Entregou-se ao vazio da casa, encaixando passatempos, sem pressa nem interrupção. Espalhou-se na cama de casal, deliciando-se no conforto de dormir sozinha. Ocupou o armário vazio com casacos de frio, próprios ao clima dos países que visitou. Fez família no mundo. Encontrou pessoas afins, semeando laços frescos. Com alguns homens, colheu felicidade mesmo onde não coube eternidade. Deixou seguir os que a machucaram, esquecendo-os entre os risos das descobertas. Por vezes, construiu sobre o movediço para deixar-se tragar. Reergueu-se, sempre, em novo chão.

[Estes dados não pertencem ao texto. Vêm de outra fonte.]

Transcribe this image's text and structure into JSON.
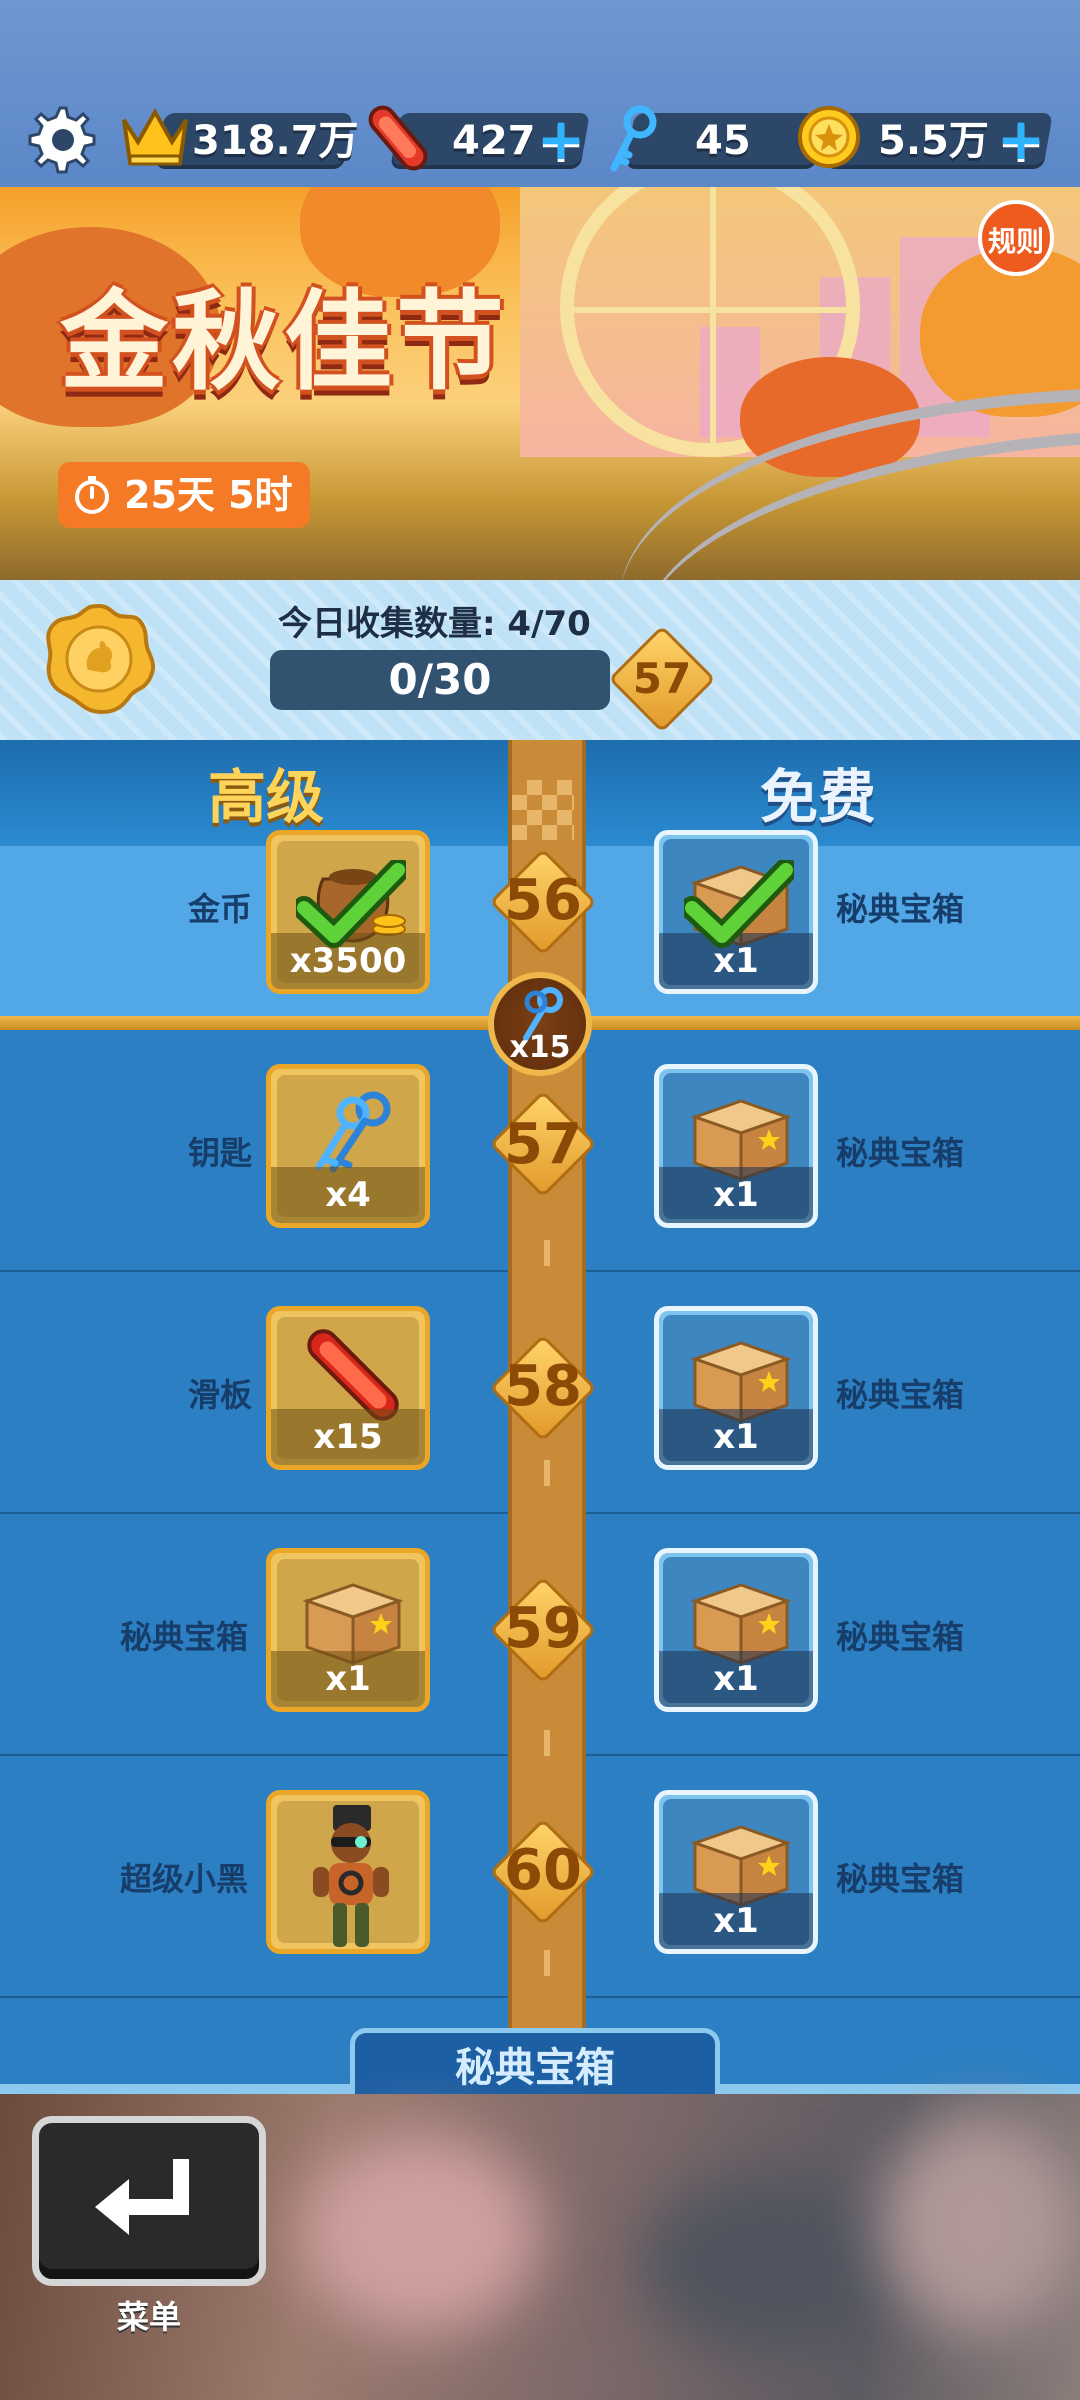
{
  "topbar": {
    "trophy_value": "318.7万",
    "hoverboards_value": "427",
    "keys_value": "45",
    "coins_value": "5.5万",
    "plus_symbol": "+"
  },
  "banner": {
    "title": "金秋佳节",
    "timer": "25天 5时",
    "rules_label": "规则"
  },
  "collection": {
    "daily_label": "今日收集数量: 4/70",
    "progress_text": "0/30",
    "current_level": "57"
  },
  "columns": {
    "premium_title": "高级",
    "free_title": "免费"
  },
  "rows": [
    {
      "level": "56",
      "premium_label": "金币",
      "premium_qty": "x3500",
      "premium_icon": "coin-bag-icon",
      "premium_claimed": true,
      "free_label": "秘典宝箱",
      "free_qty": "x1",
      "free_icon": "mystery-box-icon",
      "free_claimed": true
    },
    {
      "level": "57",
      "premium_label": "钥匙",
      "premium_qty": "x4",
      "premium_icon": "keys-icon",
      "free_label": "秘典宝箱",
      "free_qty": "x1",
      "free_icon": "mystery-box-icon"
    },
    {
      "level": "58",
      "premium_label": "滑板",
      "premium_qty": "x15",
      "premium_icon": "hoverboard-icon",
      "free_label": "秘典宝箱",
      "free_qty": "x1",
      "free_icon": "mystery-box-icon"
    },
    {
      "level": "59",
      "premium_label": "秘典宝箱",
      "premium_qty": "x1",
      "premium_icon": "mystery-box-icon",
      "free_label": "秘典宝箱",
      "free_qty": "x1",
      "free_icon": "mystery-box-icon"
    },
    {
      "level": "60",
      "premium_label": "超级小黑",
      "premium_qty": "",
      "premium_icon": "character-icon",
      "free_label": "秘典宝箱",
      "free_qty": "x1",
      "free_icon": "mystery-box-icon"
    }
  ],
  "milestone": {
    "qty": "x15",
    "icon": "keys-icon"
  },
  "bottom_tab": {
    "label": "秘典宝箱"
  },
  "footer": {
    "menu_label": "菜单"
  },
  "colors": {
    "premium_gold": "#f0c45e",
    "free_blue": "#3d86c0",
    "accent_orange": "#f57a26",
    "track_brown": "#c98b37"
  }
}
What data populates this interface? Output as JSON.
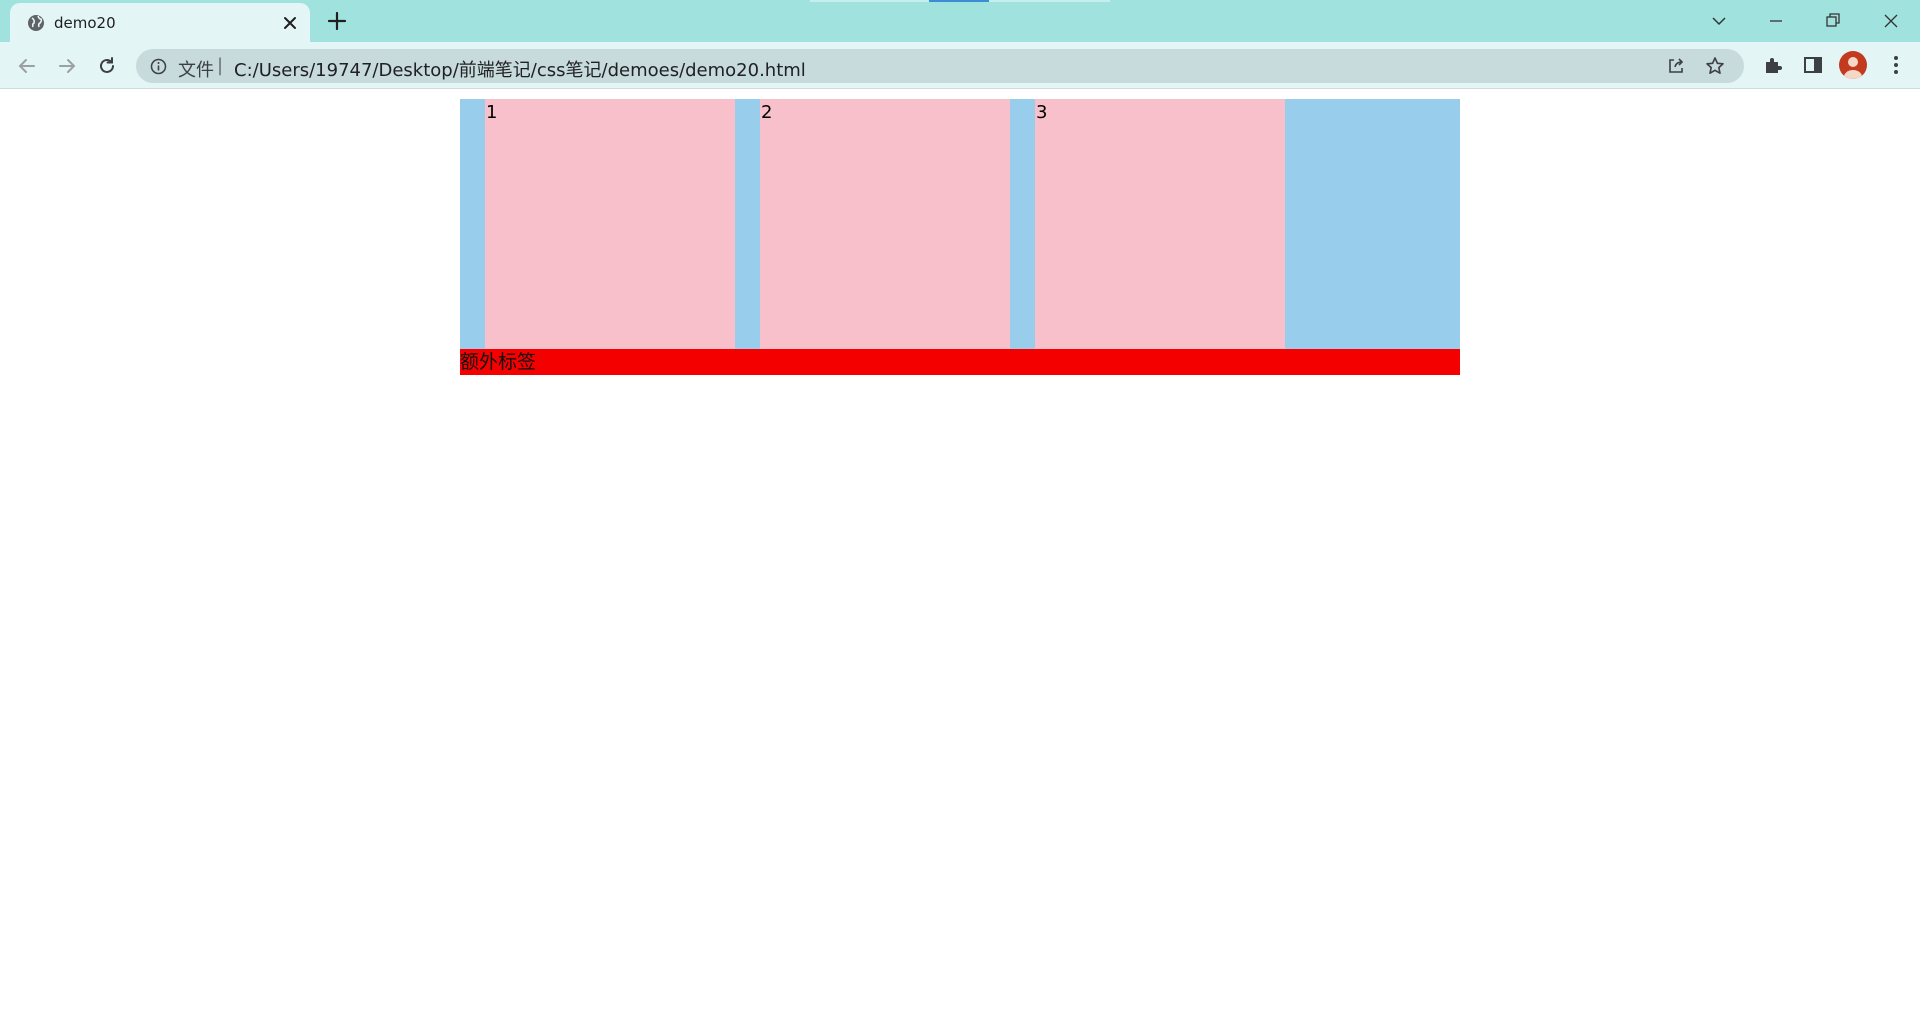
{
  "browser": {
    "tab_title": "demo20",
    "security_label": "文件",
    "url_separator": "|",
    "url": "C:/Users/19747/Desktop/前端笔记/css笔记/demoes/demo20.html"
  },
  "page": {
    "boxes": [
      {
        "label": "1"
      },
      {
        "label": "2"
      },
      {
        "label": "3"
      }
    ],
    "extra_label": "额外标签"
  },
  "colors": {
    "tabbar": "#a0e3de",
    "toolbar": "#e4f5f5",
    "container": "#98ceeb",
    "box": "#f8c0cb",
    "extra": "#f50000"
  },
  "icons": [
    "globe-icon",
    "close-icon",
    "plus-icon",
    "chevron-down-icon",
    "minimize-icon",
    "restore-icon",
    "close-window-icon",
    "back-arrow-icon",
    "forward-arrow-icon",
    "reload-icon",
    "info-icon",
    "share-icon",
    "star-icon",
    "puzzle-icon",
    "side-panel-icon",
    "avatar",
    "more-icon"
  ]
}
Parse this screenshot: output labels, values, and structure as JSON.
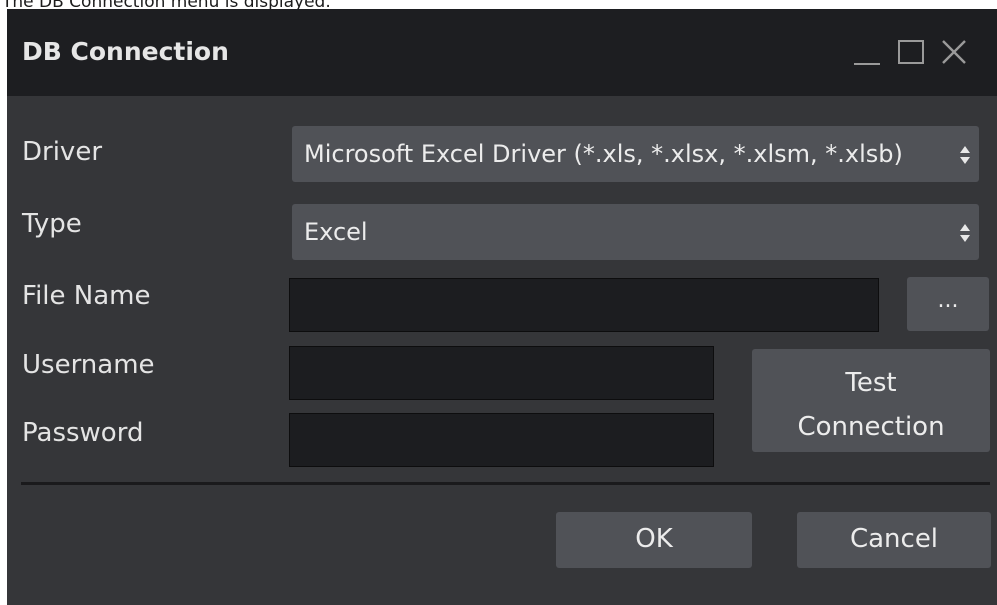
{
  "caption": "The DB Connection menu is displayed.",
  "window": {
    "title": "DB Connection",
    "controls": {
      "minimize": "minimize-icon",
      "maximize": "maximize-icon",
      "close": "close-icon"
    }
  },
  "form": {
    "driver": {
      "label": "Driver",
      "value": "Microsoft Excel Driver (*.xls, *.xlsx, *.xlsm, *.xlsb)"
    },
    "type": {
      "label": "Type",
      "value": "Excel"
    },
    "file_name": {
      "label": "File Name",
      "value": "",
      "browse_label": "..."
    },
    "username": {
      "label": "Username",
      "value": ""
    },
    "password": {
      "label": "Password",
      "value": ""
    },
    "test_connection": {
      "line1": "Test",
      "line2": "Connection"
    }
  },
  "footer": {
    "ok_label": "OK",
    "cancel_label": "Cancel"
  },
  "colors": {
    "titlebar": "#1d1e21",
    "body": "#353639",
    "control": "#505257",
    "input": "#1c1d20"
  }
}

Dizem a vida ser mais leve para quem tem companhia. Mas estar só não a paralisa. Conhece os perigos e enxerga além. Sonha futuros inimaginados e aposta no melhor. Se lhe prometem uma vida como a anterior, hesita. Aprendeu a negociar. Condiciona sua presença a cenários em que, mesmo cedendo, ainda possa experimentar-se.

 

ANA LÚCIA GOSLING

@analugosling

 

 

 

DICA DA SEMANA:

Foto: Divulgação – Fonte: sítio do BHV

A dica é, na verdade, um convite para vocês conhecerem o Podcast “Barman das Horas Vagas“. Realizado por Felipe Romano, Gustavo Zaparolli e Ale Stagetti, o programa difunde a cultura da coquetelaria para leigos.

Em cada episódio, um coquetel/drink é selecionado como tema e os rapazes falam do universo cultural em torno dele. Receitas, técnicas, impressões pessoais preenchem o espaço da boa conversa entre eles. O programa traz, ainda, o quadro “Beba que lá vem história”, em que um escritor é convidado a escrever um texto, tendo como mote o coquetel abordado no episódio.

No episódio 35 da quarta temporada, recente levado ao ar, a convidada sou eu! Há uma crônica minha no ar: “Caju amigo“.

Passem lá para escutá-la e aproveitem para conhecer o trabalho dos rapazes!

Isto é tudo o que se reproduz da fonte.